As a writer, you want the words you choose to remain true to your voice. How do you manage when your carefully planned scene loses the impact your wanted to portray doesn’t come across because your brain can’t relate it to your fingers? You write WORDS but they’re not the ones you envisioned using and they don’t flow smoothly. Your writing is choppy and disjointed – kinda like mine is right now.

Do you:

  1. Read over the last of what you worked on the previous day to get reacquainted with your characters and setting?
  2. Throw your hands up in frustration and stomp around the room?
  3. Bash your head against the wall or surface of your computer desk?
  4. Take long cleansing breaths and go off and do something else to clear your mind – like take the dog for a walk (assuming you have a dog to walk), go for a walk by yourself?

Does listening to music help you when you’re struggling to find the right words? Or do you prefer complete silence.

Depending on where I’m working, my writer’s toolbox includes a dictionary and thesaurus. But if I’m working on my laptop and space is at premium (outside in a lawn chair comes to mind), while I still refer to both of the aforementioned books, I tend to use online versions instead. These are my favourites.

Dictionary.com
and
Thesaurus.com

I’m just back from doing Option #4 (sans dog much to his chagrin) so we’ll see if that had any impact.

Do you have any tricks that work for you when you’re struggling with your writing?

8 thoughts on “Words – how do you cope when they won’t come?”

  1. I like #3, although it doesn’t work and DOES give me a headache which further hampers the writing. I generally write the drivel, mark it in red to be re-done and move on …. if I can…you know, that headache thingy. Sometimes I close my eyes and try to dream my way through the scene, then try to write what I have visualized…providing that ‘close eyes and dream’ part didn’t lead to a nap….sigh, writing is HARD.

  2. I hear ya, Dorothy! I’m afraid with the way I’ve been sleeping/not sleeping, closing the eyes and visualizing a scene, the only thing that would be happening is Zzzzz… Zzzzz… Zzzzz – well you get the picture.

    I finished this blog post after getting back from my walk then got another one written and scheduled for Canada Day. Okay, so neither one had anything to do with my WIP, but at least the words flowed a bit easier.

  3. #4 works best for me. Sometimes the old brain just needs a re-boot. I usually take a walk. It’s funny how you can write something in the morning in 10 minutes, but the same thought will sometimes take an hour to capture after a day at work.

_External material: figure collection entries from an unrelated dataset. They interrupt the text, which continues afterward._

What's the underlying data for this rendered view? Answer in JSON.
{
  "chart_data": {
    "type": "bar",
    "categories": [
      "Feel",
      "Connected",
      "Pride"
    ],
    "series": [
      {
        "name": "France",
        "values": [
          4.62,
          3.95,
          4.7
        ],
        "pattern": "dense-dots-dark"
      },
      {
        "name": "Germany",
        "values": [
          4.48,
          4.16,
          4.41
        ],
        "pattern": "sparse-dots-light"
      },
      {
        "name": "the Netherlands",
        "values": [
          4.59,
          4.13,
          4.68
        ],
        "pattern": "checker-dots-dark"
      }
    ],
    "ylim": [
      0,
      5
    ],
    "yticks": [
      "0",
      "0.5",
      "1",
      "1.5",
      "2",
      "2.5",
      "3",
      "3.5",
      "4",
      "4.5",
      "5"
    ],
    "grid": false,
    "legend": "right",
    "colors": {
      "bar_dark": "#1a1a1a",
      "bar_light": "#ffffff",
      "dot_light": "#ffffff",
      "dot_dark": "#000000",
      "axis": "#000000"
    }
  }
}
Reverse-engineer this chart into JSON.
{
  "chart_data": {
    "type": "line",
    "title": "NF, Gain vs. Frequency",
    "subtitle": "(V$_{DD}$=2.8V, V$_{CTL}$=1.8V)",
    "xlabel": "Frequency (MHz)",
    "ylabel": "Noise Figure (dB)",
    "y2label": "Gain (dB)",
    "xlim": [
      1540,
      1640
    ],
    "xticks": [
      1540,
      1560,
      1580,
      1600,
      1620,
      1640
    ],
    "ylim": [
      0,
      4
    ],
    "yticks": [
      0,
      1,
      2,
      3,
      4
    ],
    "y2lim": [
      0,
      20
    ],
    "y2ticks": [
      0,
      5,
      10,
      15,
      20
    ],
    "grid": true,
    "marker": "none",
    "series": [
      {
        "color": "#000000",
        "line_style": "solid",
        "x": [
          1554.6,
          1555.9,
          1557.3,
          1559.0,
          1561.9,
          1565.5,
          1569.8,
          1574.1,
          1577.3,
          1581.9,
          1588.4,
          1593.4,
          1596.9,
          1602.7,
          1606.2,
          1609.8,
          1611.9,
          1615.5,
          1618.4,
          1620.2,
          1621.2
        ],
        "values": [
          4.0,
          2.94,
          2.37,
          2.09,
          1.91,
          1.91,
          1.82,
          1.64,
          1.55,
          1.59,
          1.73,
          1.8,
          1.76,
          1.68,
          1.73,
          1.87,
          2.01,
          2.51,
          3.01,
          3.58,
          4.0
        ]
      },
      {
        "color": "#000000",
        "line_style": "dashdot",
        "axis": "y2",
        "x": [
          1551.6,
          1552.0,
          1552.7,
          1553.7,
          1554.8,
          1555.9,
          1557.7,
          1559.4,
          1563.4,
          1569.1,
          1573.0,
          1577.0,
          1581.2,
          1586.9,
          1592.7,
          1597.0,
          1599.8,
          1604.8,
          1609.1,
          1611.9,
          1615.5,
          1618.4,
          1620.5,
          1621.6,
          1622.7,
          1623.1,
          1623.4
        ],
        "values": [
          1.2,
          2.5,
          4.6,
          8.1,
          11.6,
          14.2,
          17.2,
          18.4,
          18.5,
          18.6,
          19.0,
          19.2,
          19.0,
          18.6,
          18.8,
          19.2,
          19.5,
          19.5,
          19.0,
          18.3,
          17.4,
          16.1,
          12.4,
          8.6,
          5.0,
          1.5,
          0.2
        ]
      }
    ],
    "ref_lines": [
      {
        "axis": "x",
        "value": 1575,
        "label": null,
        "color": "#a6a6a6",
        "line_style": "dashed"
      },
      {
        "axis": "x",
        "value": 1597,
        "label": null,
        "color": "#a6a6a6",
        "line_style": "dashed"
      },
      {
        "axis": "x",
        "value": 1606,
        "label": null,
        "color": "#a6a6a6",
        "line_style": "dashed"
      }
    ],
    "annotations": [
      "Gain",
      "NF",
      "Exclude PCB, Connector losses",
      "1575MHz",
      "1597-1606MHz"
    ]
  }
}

  4. I agree with that Gary. Early in the morning when the house is quiet is the best time for me to write.

    Even just doing something else to take my mind of writing – unload and reload the dishwasher, water the plants works wonders. Those good old more-or-less mindless chores.

  5. Yep, #4 for me. That’s were I am at the moment. I’ve taken a break and cleaned my brain – but now there’s nothing in it!! Sorry – I’m no help at all, am I?